= Project Hangang =

South Korean banking initiative

Project Hangang is a digital deposit pilot project jointly conducted by the Bank of Korea and South Korean banks.

== Overview ==
Project Hangang is a blockchain-based digital currency experiment jointly built and operated by the Bank of Korea and banks. From the perspective of financial consumers, the service can be utilized by creating a dedicated digital currency wallet—separate from regular deposits—on participating banks' apps for payments and remittances. In other words, unlike existing cash-based deposits, the money placed in the digital wallet is digital South Korean won issued and circulated on a blockchain established by the BOK and the banks.

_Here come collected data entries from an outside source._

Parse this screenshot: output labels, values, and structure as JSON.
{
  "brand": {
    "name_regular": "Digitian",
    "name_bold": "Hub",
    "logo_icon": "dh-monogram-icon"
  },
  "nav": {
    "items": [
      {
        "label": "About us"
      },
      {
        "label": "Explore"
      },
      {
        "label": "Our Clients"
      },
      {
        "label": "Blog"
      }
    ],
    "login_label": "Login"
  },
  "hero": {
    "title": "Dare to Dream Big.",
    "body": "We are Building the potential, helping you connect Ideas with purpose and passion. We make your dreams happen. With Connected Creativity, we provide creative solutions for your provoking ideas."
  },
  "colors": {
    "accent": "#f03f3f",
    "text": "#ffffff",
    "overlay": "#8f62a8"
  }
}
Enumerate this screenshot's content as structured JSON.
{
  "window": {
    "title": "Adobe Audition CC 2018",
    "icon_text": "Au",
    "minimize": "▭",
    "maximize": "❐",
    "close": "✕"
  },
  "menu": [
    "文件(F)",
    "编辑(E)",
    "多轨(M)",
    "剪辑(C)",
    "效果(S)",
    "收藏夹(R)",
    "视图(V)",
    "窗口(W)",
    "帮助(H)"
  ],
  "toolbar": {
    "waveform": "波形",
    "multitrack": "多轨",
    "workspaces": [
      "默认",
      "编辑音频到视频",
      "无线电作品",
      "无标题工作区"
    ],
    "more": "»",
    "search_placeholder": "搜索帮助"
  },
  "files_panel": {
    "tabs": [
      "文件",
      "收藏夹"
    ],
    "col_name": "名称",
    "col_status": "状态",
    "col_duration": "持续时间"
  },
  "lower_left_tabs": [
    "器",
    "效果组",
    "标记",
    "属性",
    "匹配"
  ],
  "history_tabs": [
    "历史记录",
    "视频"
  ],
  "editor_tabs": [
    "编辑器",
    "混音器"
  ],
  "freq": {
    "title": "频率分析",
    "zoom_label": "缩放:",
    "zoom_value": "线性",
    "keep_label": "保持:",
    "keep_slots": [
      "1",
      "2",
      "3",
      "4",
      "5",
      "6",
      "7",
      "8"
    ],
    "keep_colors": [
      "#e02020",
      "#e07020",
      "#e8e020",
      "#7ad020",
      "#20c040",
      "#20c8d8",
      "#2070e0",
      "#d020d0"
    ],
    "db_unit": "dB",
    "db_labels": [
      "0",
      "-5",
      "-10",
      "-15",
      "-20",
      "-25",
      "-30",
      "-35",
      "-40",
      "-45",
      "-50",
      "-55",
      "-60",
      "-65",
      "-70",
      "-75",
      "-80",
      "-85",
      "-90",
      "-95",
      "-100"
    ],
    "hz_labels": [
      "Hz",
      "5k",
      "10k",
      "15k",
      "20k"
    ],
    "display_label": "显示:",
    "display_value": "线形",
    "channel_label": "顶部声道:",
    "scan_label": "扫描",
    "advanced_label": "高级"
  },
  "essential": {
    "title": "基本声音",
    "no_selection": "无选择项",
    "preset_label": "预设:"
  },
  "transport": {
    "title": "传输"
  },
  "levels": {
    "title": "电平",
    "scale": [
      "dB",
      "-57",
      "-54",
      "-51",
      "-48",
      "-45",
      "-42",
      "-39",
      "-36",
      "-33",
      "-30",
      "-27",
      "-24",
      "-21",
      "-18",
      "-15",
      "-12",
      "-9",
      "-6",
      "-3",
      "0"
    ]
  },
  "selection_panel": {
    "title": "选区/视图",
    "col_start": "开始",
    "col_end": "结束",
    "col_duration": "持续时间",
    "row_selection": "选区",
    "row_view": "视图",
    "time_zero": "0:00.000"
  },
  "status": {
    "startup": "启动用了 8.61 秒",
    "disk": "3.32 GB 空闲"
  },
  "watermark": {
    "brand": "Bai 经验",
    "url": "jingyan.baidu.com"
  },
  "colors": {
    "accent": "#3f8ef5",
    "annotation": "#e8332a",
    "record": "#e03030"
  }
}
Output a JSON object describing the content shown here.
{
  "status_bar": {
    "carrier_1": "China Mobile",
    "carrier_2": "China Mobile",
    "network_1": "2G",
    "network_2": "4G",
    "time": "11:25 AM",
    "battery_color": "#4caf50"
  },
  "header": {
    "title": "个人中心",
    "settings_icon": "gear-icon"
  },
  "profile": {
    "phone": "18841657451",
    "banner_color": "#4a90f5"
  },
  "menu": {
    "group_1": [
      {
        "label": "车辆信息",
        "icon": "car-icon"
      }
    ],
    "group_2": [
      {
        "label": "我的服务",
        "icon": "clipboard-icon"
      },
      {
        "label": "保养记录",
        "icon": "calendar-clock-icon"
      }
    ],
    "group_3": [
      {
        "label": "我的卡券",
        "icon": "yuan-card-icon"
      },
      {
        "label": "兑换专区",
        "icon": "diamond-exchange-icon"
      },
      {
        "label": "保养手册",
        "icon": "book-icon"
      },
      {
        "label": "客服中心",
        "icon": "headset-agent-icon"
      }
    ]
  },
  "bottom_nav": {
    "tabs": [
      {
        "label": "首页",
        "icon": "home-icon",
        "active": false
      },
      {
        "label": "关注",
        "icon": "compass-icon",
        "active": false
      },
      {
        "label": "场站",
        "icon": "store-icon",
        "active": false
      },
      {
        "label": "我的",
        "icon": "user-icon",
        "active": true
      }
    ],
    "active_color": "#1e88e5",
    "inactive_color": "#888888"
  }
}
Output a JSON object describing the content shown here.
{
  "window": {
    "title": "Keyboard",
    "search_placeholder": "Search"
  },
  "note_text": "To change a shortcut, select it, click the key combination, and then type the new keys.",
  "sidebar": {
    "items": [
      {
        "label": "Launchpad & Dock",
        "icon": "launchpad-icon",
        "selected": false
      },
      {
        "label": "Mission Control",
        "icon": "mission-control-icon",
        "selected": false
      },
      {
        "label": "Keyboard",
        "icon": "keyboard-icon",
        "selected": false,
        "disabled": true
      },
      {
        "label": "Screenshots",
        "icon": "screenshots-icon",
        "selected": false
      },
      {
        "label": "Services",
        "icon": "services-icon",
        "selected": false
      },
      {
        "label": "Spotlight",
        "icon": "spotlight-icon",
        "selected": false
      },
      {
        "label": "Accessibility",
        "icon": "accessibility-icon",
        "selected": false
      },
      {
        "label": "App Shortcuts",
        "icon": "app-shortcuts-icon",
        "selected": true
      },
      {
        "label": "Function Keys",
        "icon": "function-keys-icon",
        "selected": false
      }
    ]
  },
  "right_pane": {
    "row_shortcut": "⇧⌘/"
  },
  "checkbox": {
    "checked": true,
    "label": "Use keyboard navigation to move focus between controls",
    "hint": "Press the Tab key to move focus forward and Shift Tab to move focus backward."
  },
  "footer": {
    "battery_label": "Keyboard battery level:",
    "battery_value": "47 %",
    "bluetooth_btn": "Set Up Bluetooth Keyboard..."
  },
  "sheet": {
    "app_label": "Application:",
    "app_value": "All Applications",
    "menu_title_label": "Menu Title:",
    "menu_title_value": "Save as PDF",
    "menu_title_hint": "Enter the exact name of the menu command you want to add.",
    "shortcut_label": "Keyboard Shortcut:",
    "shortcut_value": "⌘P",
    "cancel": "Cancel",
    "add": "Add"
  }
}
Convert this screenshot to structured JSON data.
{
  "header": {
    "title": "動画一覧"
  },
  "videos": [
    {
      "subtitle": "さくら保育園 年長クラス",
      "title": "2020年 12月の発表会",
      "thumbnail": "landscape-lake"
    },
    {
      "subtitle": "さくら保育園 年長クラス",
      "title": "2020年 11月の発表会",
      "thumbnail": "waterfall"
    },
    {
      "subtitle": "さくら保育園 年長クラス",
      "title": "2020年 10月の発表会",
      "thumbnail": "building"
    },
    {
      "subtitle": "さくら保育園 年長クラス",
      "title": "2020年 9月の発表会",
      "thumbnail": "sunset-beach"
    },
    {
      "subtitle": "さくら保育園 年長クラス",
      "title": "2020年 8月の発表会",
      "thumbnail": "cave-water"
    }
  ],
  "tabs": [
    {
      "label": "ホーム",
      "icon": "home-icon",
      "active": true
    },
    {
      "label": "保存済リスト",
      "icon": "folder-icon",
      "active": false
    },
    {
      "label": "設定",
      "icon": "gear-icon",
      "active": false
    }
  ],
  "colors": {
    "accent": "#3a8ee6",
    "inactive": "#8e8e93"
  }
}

This is a type of hybrid system in which the central bank supplies wholesale Central Bank Digital Currency (CBDC) to banks, and the banks then create digital currency usable by the general public based on it to provide services. Yoon Sung-kwan, head of the BOK Digital Currency Division, stated that Project Hangang is the world's first case of implementing an integrated ledger involving a central bank in actual transactions.

== History ==
Phase 1 of the project ran from October 2023 to August 2025. It involved 81,000 consumers and participating merchants such as 7-Eleven, Hanaro Mart, Ediya Coffee, and Kyobo Book Centre. There were criticisms that it was cumbersome to use compared to cards and various payment services, and actual usage was low, totaling 114,880 transactions, which did not exceed two per person.

On March 18, 2026, the BOK announced plans to launch Phase 2, which expands the number of participating banks and services compared to Phase 1. Automatic top-up and biometric authentication are also scheduled to be introduced, and the bank stated that it would also introduce a new service to pay government treasury funds in digital currency.

BOK Governor Hyun-Song Shin stated at the 2026 European Central Bank Forum on Central Banking that the ultimate future of money lies in tokenizing assets in addition to central bank money and deposits. During a session on the tokenization of money, payments, and financial transactions, he presented a paper containing the experiences and implications of Project Hangang.